1. **Background Interference**: Skin color detection/background subtraction/deep learning segmentation/solid color background requirement;
2. **Lighting Changes**: Data augmentation/histogram equalization/adaptive thresholding;
3. **Hand Shape Differences**: Diverse data/augmentation simulation/normalization/personalized fine-tuning;
4. **Static vs. Dynamic**: CNN for static gestures; CNN+LSTM/3D CNN/keypoint detection for dynamic gestures;
5. **Real-Time Performance**: Model lightweighting (MobileNet)/quantization/hardware acceleration (GPU/TPU)/inference optimization (TensorRT).

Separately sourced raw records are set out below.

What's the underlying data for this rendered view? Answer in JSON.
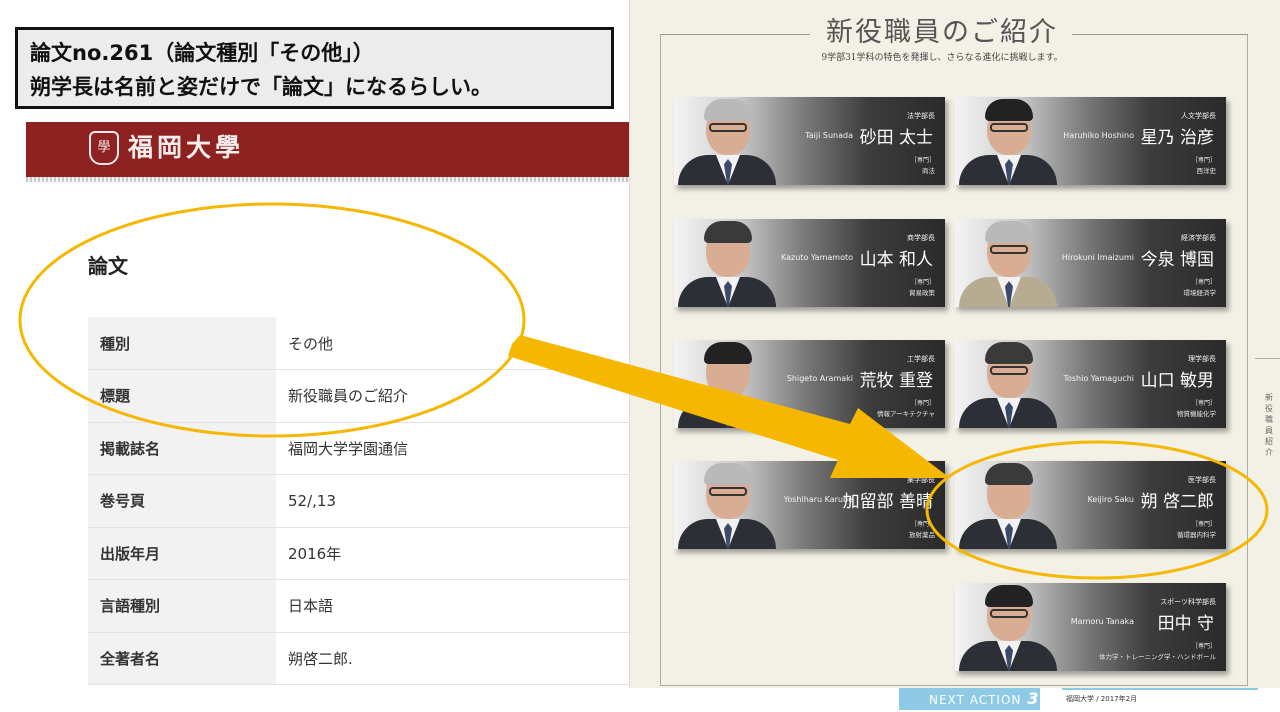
{
  "caption": {
    "line1": "論文no.261（論文種別「その他」）",
    "line2": "朔学長は名前と姿だけで「論文」になるらしい。"
  },
  "university": {
    "logo_mark": "學",
    "logo_text": "福岡大學",
    "header_color": "#8e2221"
  },
  "paper": {
    "section_title": "論文",
    "rows": [
      {
        "label": "種別",
        "value": "その他"
      },
      {
        "label": "標題",
        "value": "新役職員のご紹介"
      },
      {
        "label": "掲載誌名",
        "value": "福岡大学学園通信"
      },
      {
        "label": "巻号頁",
        "value": "52/,13"
      },
      {
        "label": "出版年月",
        "value": "2016年"
      },
      {
        "label": "言語種別",
        "value": "日本語"
      },
      {
        "label": "全著者名",
        "value": "朔啓二郎."
      }
    ]
  },
  "magazine": {
    "title": "新役職員のご紹介",
    "subtitle": "9学部31学科の特色を発揮し、さらなる進化に挑戦します。",
    "spec_label": "［専門］",
    "cards": [
      {
        "dept": "法学部長",
        "romaji": "Taiji Sunada",
        "name": "砂田 太士",
        "spec": "商法"
      },
      {
        "dept": "人文学部長",
        "romaji": "Haruhiko Hoshino",
        "name": "星乃 治彦",
        "spec": "西洋史"
      },
      {
        "dept": "商学部長",
        "romaji": "Kazuto Yamamoto",
        "name": "山本 和人",
        "spec": "貿易政策"
      },
      {
        "dept": "経済学部長",
        "romaji": "Hirokuni Imaizumi",
        "name": "今泉 博国",
        "spec": "環境経済学"
      },
      {
        "dept": "工学部長",
        "romaji": "Shigeto Aramaki",
        "name": "荒牧 重登",
        "spec": "情報アーキテクチャ"
      },
      {
        "dept": "理学部長",
        "romaji": "Toshio Yamaguchi",
        "name": "山口 敏男",
        "spec": "物質機能化学"
      },
      {
        "dept": "薬学部長",
        "romaji": "Yoshiharu Karube",
        "name": "加留部 善晴",
        "spec": "放射薬品"
      },
      {
        "dept": "医学部長",
        "romaji": "Keijiro Saku",
        "name": "朔 啓二郎",
        "spec": "循環器内科学"
      },
      {
        "dept": "スポーツ科学部長",
        "romaji": "Mamoru Tanaka",
        "name": "田中 守",
        "spec": "体力学・トレーニング学・ハンドボール"
      }
    ],
    "side_text": "新役職員紹介",
    "next_action_label": "NEXT ACTION",
    "next_action_number": "3",
    "footer_note": "福岡大学 / 2017年2月"
  },
  "colors": {
    "highlight": "#f5b700",
    "accent_blue": "#8ec9e6"
  }
}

## Conclusion and Future Outlook

## Conclusion
This project demonstrates the potential of deep learning in the accessible field, improving the communication efficiency of the hearing-impaired and reflecting the inclusive value of technology. For learners, it covers CV/DL/engineering skills; for developers, continuous innovation (dynamic recognition/practical applications) is needed. Future systems will be more accurate and real-time, creating an equal communication environment for the hearing-impaired and becoming a model of warm AI applications.